🤖 AI Summary
In strategic games, adversaries manipulate public signals to disrupt correlated equilibria, compromising system integrity. Method: We formulate the attacker–defender interaction as a zero-sum game and design a generalized CUSUM detector grounded in quickest change detection theory; we further derive the optimal attack strategy that balances stealth against detectability and prove the detector’s asymptotic optimality in trading off detection delay and false alarm rate. Results: Evaluated on the Sioux-Falls traffic routing benchmark, our framework significantly reduces utility loss induced by attacks, demonstrates strong robustness, and exhibits practical deployability.

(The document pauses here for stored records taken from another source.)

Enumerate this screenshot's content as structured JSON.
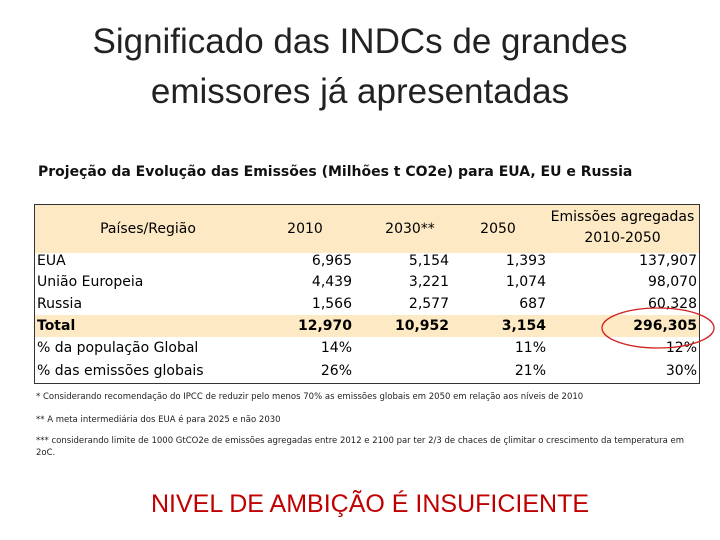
{
  "header": {
    "title_lines": [
      "Significado das INDCs de grandes",
      "emissores já apresentadas"
    ]
  },
  "subtitle": "Projeção da Evolução das Emissões (Milhões t CO2e) para EUA, EU e Russia",
  "table": {
    "columns": [
      "Países/Região",
      "2010",
      "2030**",
      "2050",
      "Emissões agregadas 2010-2050"
    ],
    "rows": [
      {
        "label": "EUA",
        "cells": [
          "6,965",
          "5,154",
          "1,393",
          "137,907"
        ]
      },
      {
        "label": "União Europeia",
        "cells": [
          "4,439",
          "3,221",
          "1,074",
          "98,070"
        ]
      },
      {
        "label": "Russia",
        "cells": [
          "1,566",
          "2,577",
          "687",
          "60,328"
        ]
      },
      {
        "label": "Total",
        "cells": [
          "12,970",
          "10,952",
          "3,154",
          "296,305"
        ]
      },
      {
        "label": "% da população Global",
        "cells": [
          "14%",
          null,
          "11%",
          "12%"
        ]
      },
      {
        "label": "% das emissões globais",
        "cells": [
          "26%",
          null,
          "21%",
          "30%"
        ]
      }
    ]
  },
  "footnotes": [
    "* Considerando recomendação do IPCC de reduzir pelo menos 70% as emissões globais em 2050 em relação aos níveis de 2010",
    "** A meta intermediária dos EUA é para 2025 e não 2030",
    "*** considerando limite de 1000 GtCO2e de emissões agregadas entre 2012 e 2100 par ter 2/3 de chaces de çlimitar o crescimento da temperatura em 2oC."
  ],
  "conclusion": "NIVEL DE AMBIÇÃO É INSUFICIENTE"
}
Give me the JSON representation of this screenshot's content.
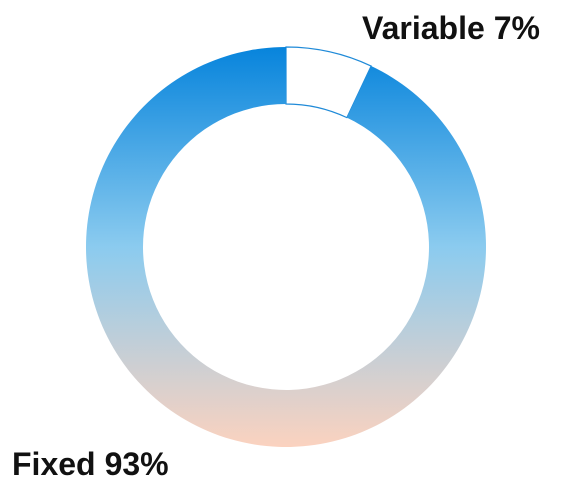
{
  "chart_data": {
    "type": "donut",
    "categories": [
      "Variable",
      "Fixed"
    ],
    "values": [
      7,
      93
    ],
    "value_labels": [
      "7%",
      "93%"
    ],
    "colors": [
      "#ffffff",
      "gradient"
    ],
    "outline_color": "#1f8ad8",
    "gradient": [
      "#0784dc",
      "#8bcbef",
      "#fbd2bf"
    ]
  }
}
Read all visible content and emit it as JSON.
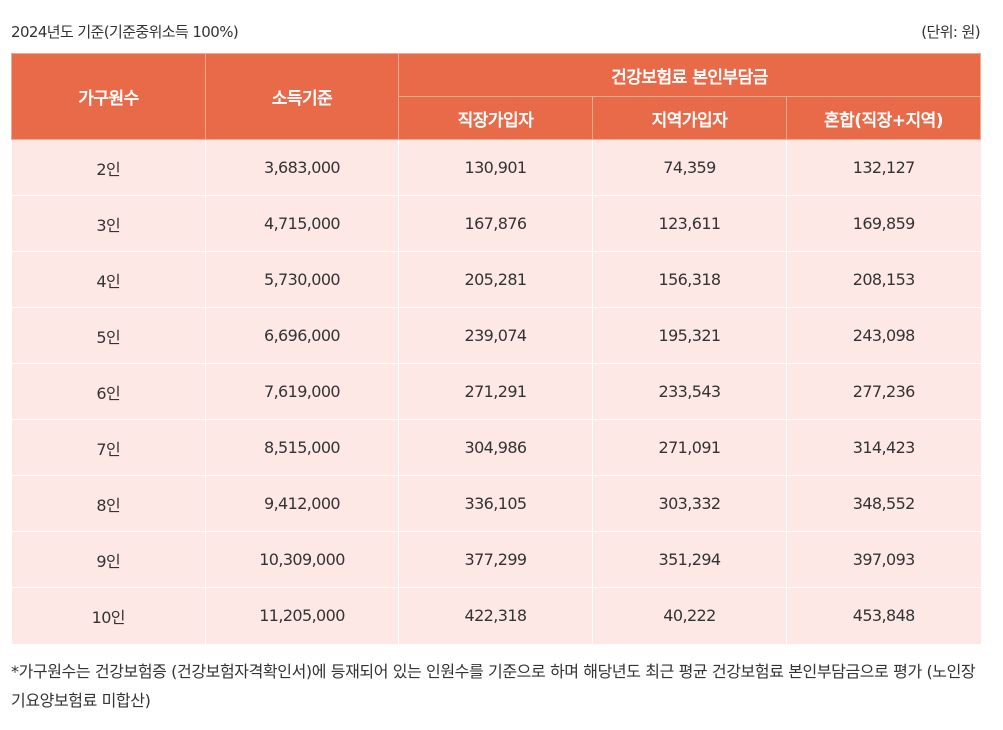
{
  "caption": {
    "left": "2024년도 기준(기준중위소득 100%)",
    "right": "(단위: 원)"
  },
  "table": {
    "headers": {
      "household": "가구원수",
      "income": "소득기준",
      "premium_group": "건강보험료 본인부담금",
      "employee": "직장가입자",
      "regional": "지역가입자",
      "mixed": "혼합(직장+지역)"
    },
    "rows": [
      {
        "household": "2인",
        "income": "3,683,000",
        "employee": "130,901",
        "regional": "74,359",
        "mixed": "132,127"
      },
      {
        "household": "3인",
        "income": "4,715,000",
        "employee": "167,876",
        "regional": "123,611",
        "mixed": "169,859"
      },
      {
        "household": "4인",
        "income": "5,730,000",
        "employee": "205,281",
        "regional": "156,318",
        "mixed": "208,153"
      },
      {
        "household": "5인",
        "income": "6,696,000",
        "employee": "239,074",
        "regional": "195,321",
        "mixed": "243,098"
      },
      {
        "household": "6인",
        "income": "7,619,000",
        "employee": "271,291",
        "regional": "233,543",
        "mixed": "277,236"
      },
      {
        "household": "7인",
        "income": "8,515,000",
        "employee": "304,986",
        "regional": "271,091",
        "mixed": "314,423"
      },
      {
        "household": "8인",
        "income": "9,412,000",
        "employee": "336,105",
        "regional": "303,332",
        "mixed": "348,552"
      },
      {
        "household": "9인",
        "income": "10,309,000",
        "employee": "377,299",
        "regional": "351,294",
        "mixed": "397,093"
      },
      {
        "household": "10인",
        "income": "11,205,000",
        "employee": "422,318",
        "regional": "40,222",
        "mixed": "453,848"
      }
    ]
  },
  "note": "*가구원수는 건강보험증 (건강보험자격확인서)에 등재되어 있는 인원수를 기준으로 하며 해당년도 최근 평균 건강보험료 본인부담금으로 평가 (노인장기요양보험료 미합산)",
  "colors": {
    "header_bg": "#e86a48",
    "cell_bg": "#fde8e6",
    "text": "#333333"
  }
}
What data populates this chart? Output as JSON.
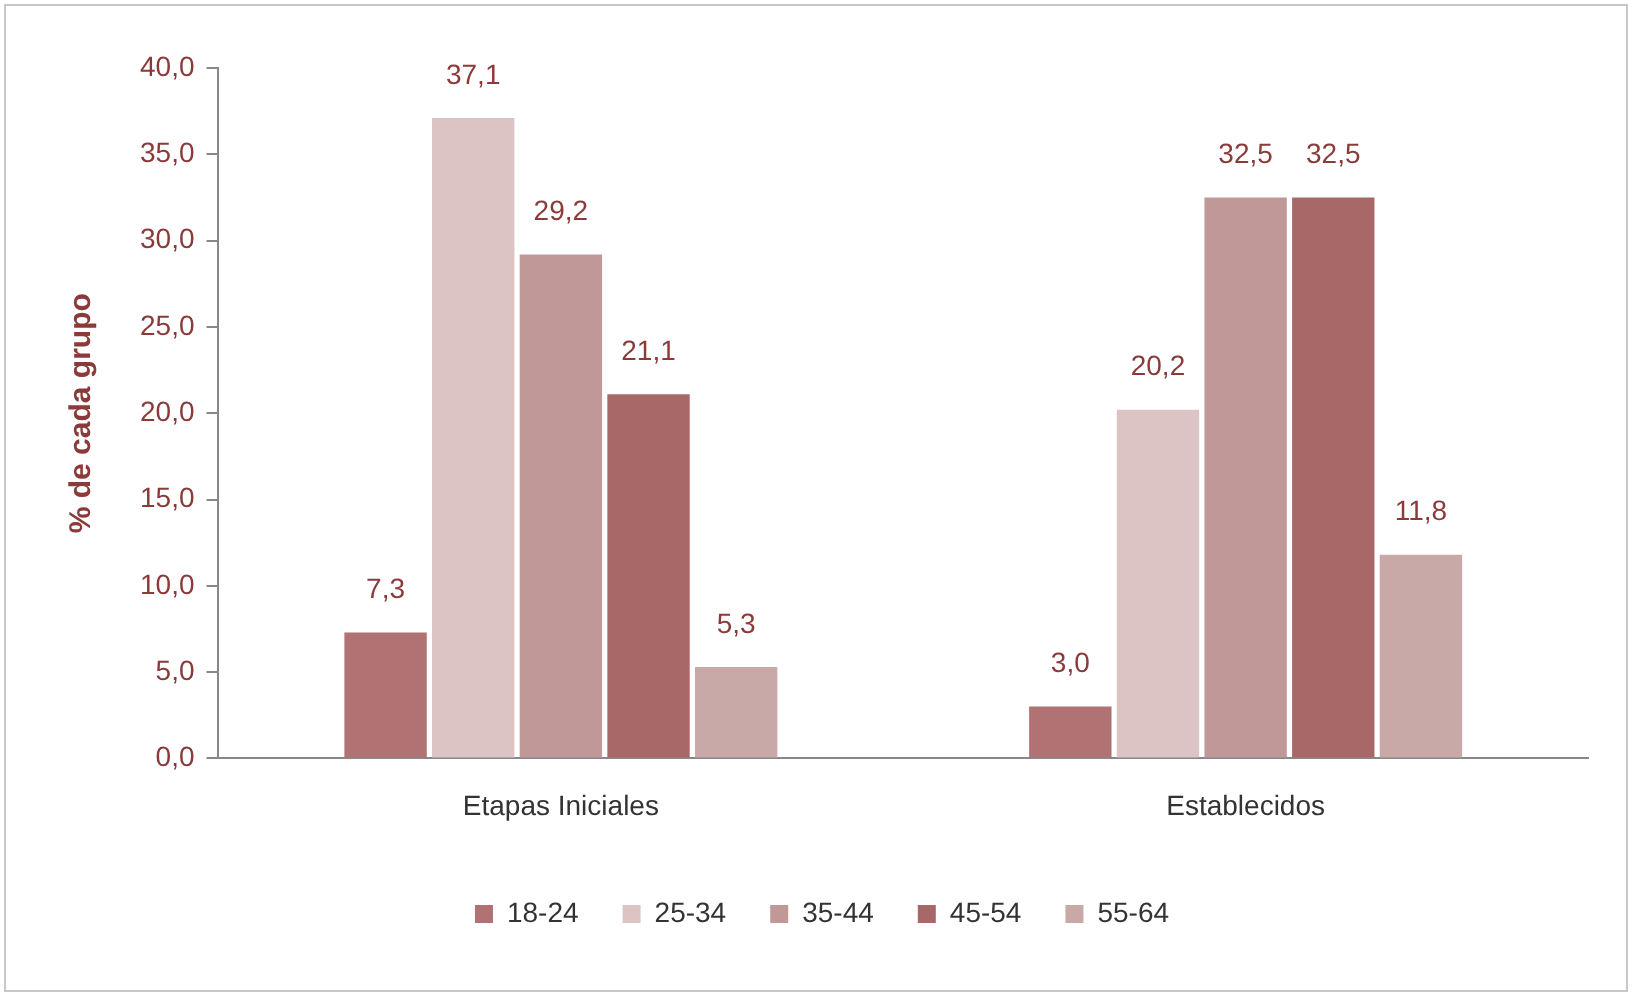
{
  "chart_data": {
    "type": "bar",
    "ylabel": "% de cada grupo",
    "categories": [
      "Etapas Iniciales",
      "Establecidos"
    ],
    "series": [
      {
        "name": "18-24",
        "color": "#b07272",
        "values": [
          7.3,
          3.0
        ]
      },
      {
        "name": "25-34",
        "color": "#dcc4c4",
        "values": [
          37.1,
          20.2
        ]
      },
      {
        "name": "35-44",
        "color": "#c09898",
        "values": [
          29.2,
          32.5
        ]
      },
      {
        "name": "45-54",
        "color": "#a96868",
        "values": [
          21.1,
          32.5
        ]
      },
      {
        "name": "55-64",
        "color": "#c9a8a8",
        "values": [
          5.3,
          11.8
        ]
      }
    ],
    "ylim": [
      0,
      40
    ],
    "yticks": [
      {
        "value": 0,
        "label": "0,0"
      },
      {
        "value": 5,
        "label": "5,0"
      },
      {
        "value": 10,
        "label": "10,0"
      },
      {
        "value": 15,
        "label": "15,0"
      },
      {
        "value": 20,
        "label": "20,0"
      },
      {
        "value": 25,
        "label": "25,0"
      },
      {
        "value": 30,
        "label": "30,0"
      },
      {
        "value": 35,
        "label": "35,0"
      },
      {
        "value": 40,
        "label": "40,0"
      }
    ],
    "value_labels": [
      [
        "7,3",
        "3,0"
      ],
      [
        "37,1",
        "20,2"
      ],
      [
        "29,2",
        "32,5"
      ],
      [
        "21,1",
        "32,5"
      ],
      [
        "5,3",
        "11,8"
      ]
    ],
    "grid": false,
    "legend": "bottom"
  }
}
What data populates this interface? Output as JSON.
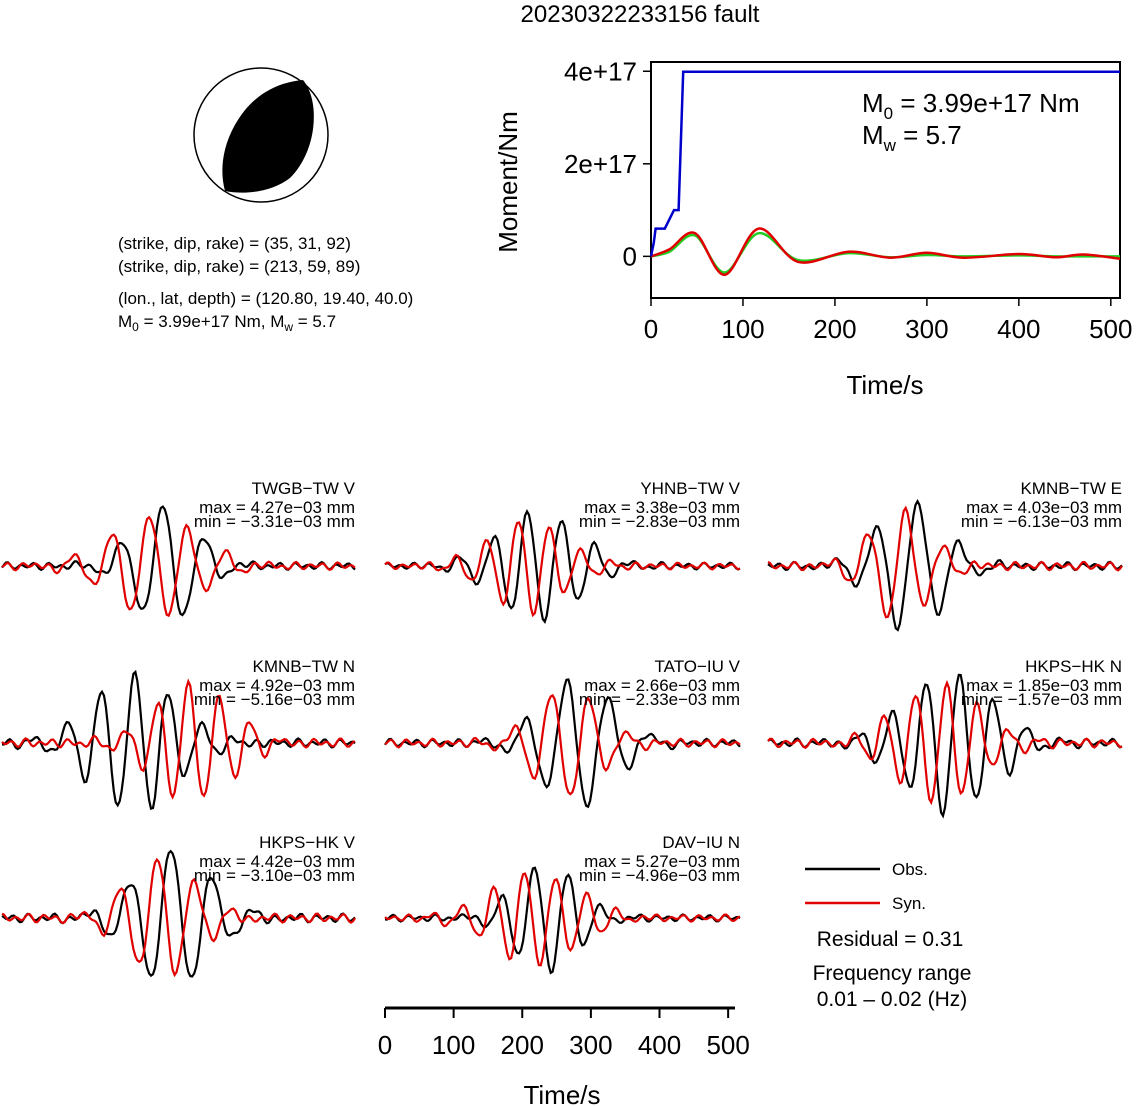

Our core contribution is the first integration of statistical process control with game-theoretic equilibrium security—establishing both theoretical foundations and algorithmic tools for ensuring signal integrity under correlated equilibria.
📝 Abstract
We consider correlated equilibria in strategic games in an adversarial environment, where an adversary can compromise the public signal used by the players for choosing their strategies, while players aim at detecting a potential attack as soon as possible to avoid loss of utility. We model the interaction between the adversary and the players as a zero-sum game and we derive the maxmin strategies for both the defender and the attacker using the framework of quickest change detection. We define a class of adversarial strategies that achieve the optimal trade-off between attack impact and attack detectability and show that a generalized CUSUM scheme is asymptotically optimal for the detection of the attacks. Our numerical results on the Sioux-Falls benchmark traffic routing game show that the proposed detection scheme can effectively limit the utility loss by a potential adversary.